Fawkes family photograph album

Fawkes family photography  album compiled by Ellen Fawkes (Yorkshire, ca. 1860s). 42 leaves, containing 89 albumen silver prints. Graphic Arts Collection 2019- in process

We recently acquired this Victorian photograph album, compiled by Ellen Fawkes (1841-1890) of Farnley Hall, North Yorkshire, containing individual and group portraits of family and friends. Fawkes was the daughter of the Rev. Ayscough Falkes, and the granddaughter of Walter Ramsden Fawkes (1769-1825), MP for Yorkshire, abolitionist, and friend and patron of J.M.W. Turner. She married Sir George John Armytagein in 1871 and this album is presumed to predate her marriage.

The album includes many portraits of the Fawkes family, along with portraits of the Calleys, Calverleys, Haworths, Hothams, Parkers, Smyths, Vernons, Whartons, Wilkinsons, and Wilmots.
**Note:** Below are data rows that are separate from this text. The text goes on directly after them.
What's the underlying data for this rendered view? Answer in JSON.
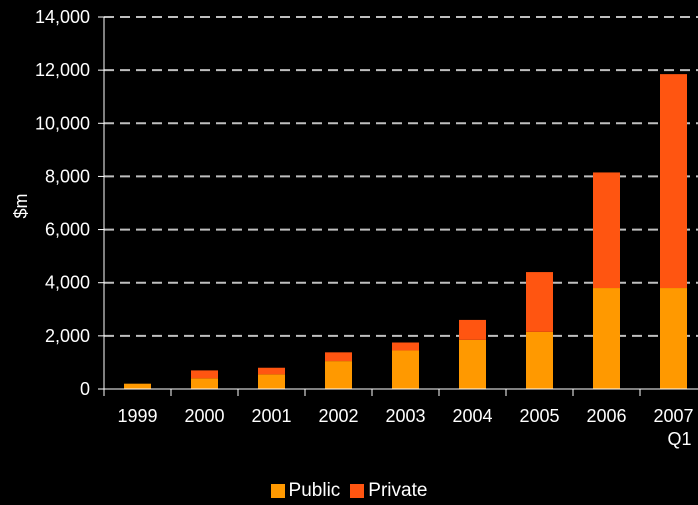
{
  "chart_data": {
    "type": "bar",
    "stacked": true,
    "categories": [
      "1999",
      "2000",
      "2001",
      "2002",
      "2003",
      "2004",
      "2005",
      "2006",
      "2007 Q1"
    ],
    "category_lines": [
      [
        "1999"
      ],
      [
        "2000"
      ],
      [
        "2001"
      ],
      [
        "2002"
      ],
      [
        "2003"
      ],
      [
        "2004"
      ],
      [
        "2005"
      ],
      [
        "2006"
      ],
      [
        "2007",
        "Q1"
      ]
    ],
    "series": [
      {
        "name": "Public",
        "color": "#FF9900",
        "values": [
          200,
          400,
          550,
          1050,
          1450,
          1850,
          2150,
          3800,
          3800
        ]
      },
      {
        "name": "Private",
        "color": "#FF5511",
        "values": [
          0,
          300,
          250,
          330,
          300,
          750,
          2250,
          4350,
          8050
        ]
      }
    ],
    "ylabel": "$m",
    "ylim": [
      0,
      14000
    ],
    "yticks": [
      0,
      2000,
      4000,
      6000,
      8000,
      10000,
      12000,
      14000
    ],
    "ytick_labels": [
      "0",
      "2,000",
      "4,000",
      "6,000",
      "8,000",
      "10,000",
      "12,000",
      "14,000"
    ],
    "grid": true,
    "legend_position": "bottom"
  }
}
Several prints can be attributed to the French photographer Camille Silvy, who moved to London in 1859 and opened a studio. These include Edith Cleasby (f. 13); Mrs Calley (f. 18); and the prominent opera singer Adelina Patti (1843-1919) (f. 38). The buildings depicted include Farnley Hall, where J.M.W. Turner frequently stayed; Thorpe Green; Sawley Hall; Lincoln Cathedral; Stainburn chapel; and Magdalen College, Oxford.

The history of Farnley Hall:

Farnley hall was occupied in the 1780s by Francis Fawkes. After his death in 1786, Farnley Hall was inherited by Walter Hawkesworth of Hawksworth Hall, who adopted the surname Fawkes by Royal Licence and commissioned John Carr to build the new range alongside the old. When Walter Fawkes died in 1792 the hall passed to his son, also Walter Hawkesworth, who also adopted the surname Fawkes, and was known as Walter Ramsden Fawkes. He was MP for Yorkshire in 1806 and was High Sheriff of Yorkshire for 1823.

During his tenure a regular visitor was the Victorian artist and philosopher John Ruskin, who was taken with the enormous collection of paintings by J.M.W. Turner, a close friend of the Ramsden Fawkes. Between 1808–1824 Farnley was a second home to Turner. Ramsden Fawkes owned over 250 Turner watercolours and 6 large oil paintings. A selection of Turner’s works from the Farnley Hall collection were sold in 1890 for £25,000. Frederick Hawksworth Fawkes of Farnley Hall was High Sheriff for 1932. During the Second World War the hall served as a maternity hospital. Nicholas Horton-Fawkes owned and carefully restored the house until his death in 2011. Horton-Fawkes served as President of the Turner Society. Guy Fawkes was related to the Fawkes of Farnley.